Das hält Lehrer nicht vom Versuch ab, Hamlet Generationen von Primanern nahe zu bringen. Bei einem dieser Versuche ist allerdings etwas schiefgelaufen. Und wie man als Spieler weiß, sind es häufig die scheinbar fehlgeschlagenen Experimente, die unterhaltsame Untote, komische Kreaturen und melancholische Mutanten hervorbringen. David Butler erschuf in einer nebenverhangenen und blitzdurchzuckten Nacht mit The Legend of Hamlet eine Chimäre besonderer Art: halb shakespearescher Hamlet, halb nintendoscher Link – der Schrecken aller Anglisten und Hochkulturverteidiger.

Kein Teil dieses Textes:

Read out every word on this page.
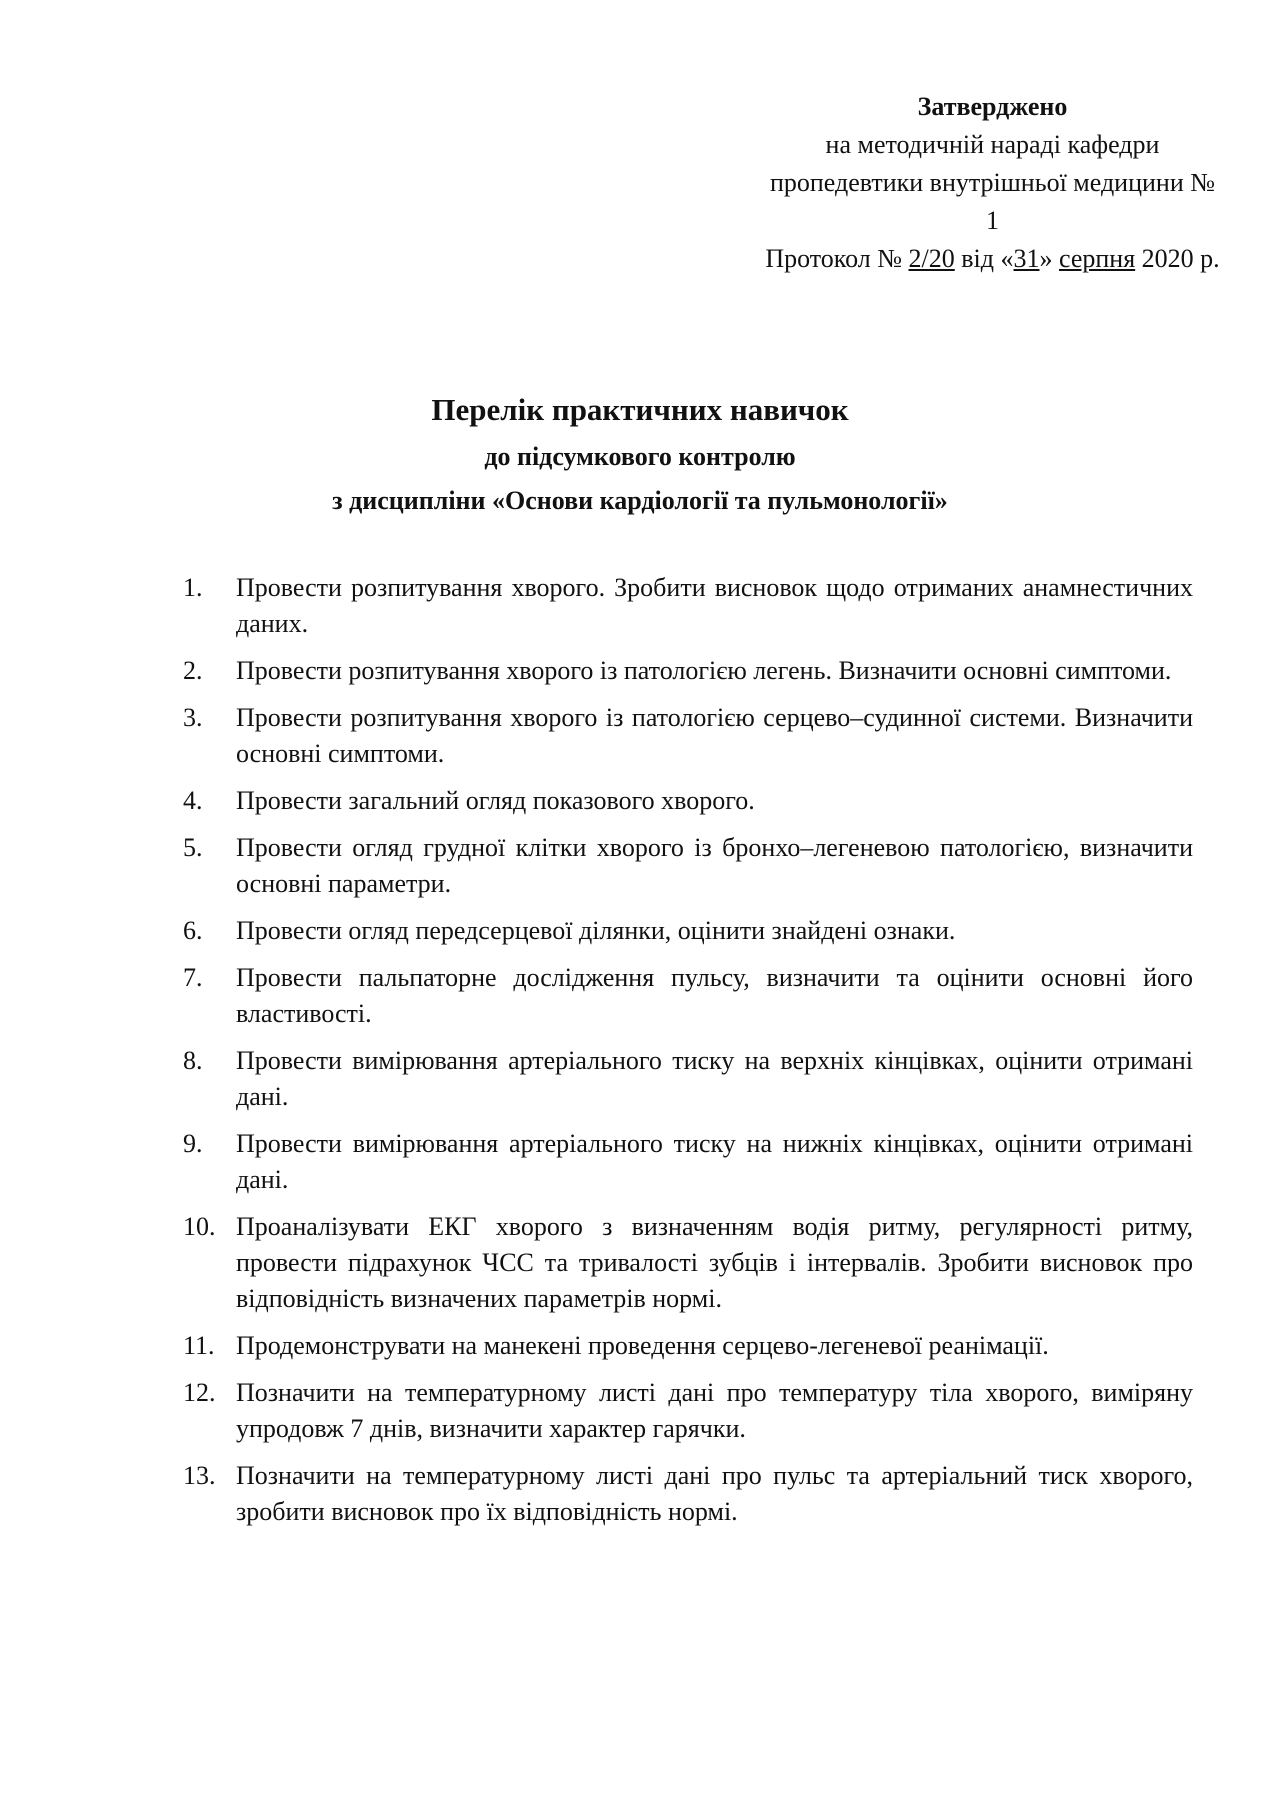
Затверджено
на методичній нараді кафедри
пропедевтики внутрішньої медицини №
1
Протокол № 2/20 від «31» серпня 2020 р.
Перелік практичних навичок
до підсумкового контролю
з дисципліни «Основи кардіології та пульмонології»
1. Провести розпитування хворого. Зробити висновок щодо отриманих анамнестичних даних.
2. Провести розпитування хворого із патологією легень. Визначити основні симптоми.
3. Провести розпитування хворого із патологією серцево–судинної системи. Визначити основні симптоми.
4. Провести загальний огляд показового хворого.
5. Провести огляд грудної клітки хворого із бронхо–легеневою патологією, визначити основні параметри.
6. Провести огляд передсерцевої ділянки, оцінити знайдені ознаки.
7. Провести пальпаторне дослідження пульсу, визначити та оцінити основні його властивості.
8. Провести вимірювання артеріального тиску на верхніх кінцівках, оцінити отримані дані.
9. Провести вимірювання артеріального тиску на нижніх кінцівках, оцінити отримані дані.
10. Проаналізувати ЕКГ хворого з визначенням водія ритму, регулярності ритму, провести підрахунок ЧСС та тривалості зубців і інтервалів. Зробити висновок про відповідність визначених параметрів нормі.
11. Продемонструвати на манекені проведення серцево-легеневої реанімації.
12. Позначити на температурному листі дані про температуру тіла хворого, виміряну упродовж 7 днів, визначити характер гарячки.
13. Позначити на температурному листі дані про пульс та артеріальний тиск хворого, зробити висновок про їх відповідність нормі.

Auch Link, der Held aus Nintendos Zelda-Serie, bringt einiges an Kampfgewicht auf die Waage: mehr als zehn Spiele in 19 Jahren mit 42 Millionen verkaufter Exemplare bei gleichzeitig harmlos kinderzimmergerechtem Auftreten. Hobbithaft in ein grünes Wams gekleidet, mit spitzen Öhrchen und blonden Locken kämpft sich Link seither durch dunkle Königreiche und in die Herzen vieler Spieler. Das reicht schon aus, um mal mit Hamlet in den Ring zu steigen. Zwei Publikumslieblinge auf dem Weg zum Schwergewichtsweltmeistertitel, nur leider mit verschiedenem Publikum. Ob das gut geht?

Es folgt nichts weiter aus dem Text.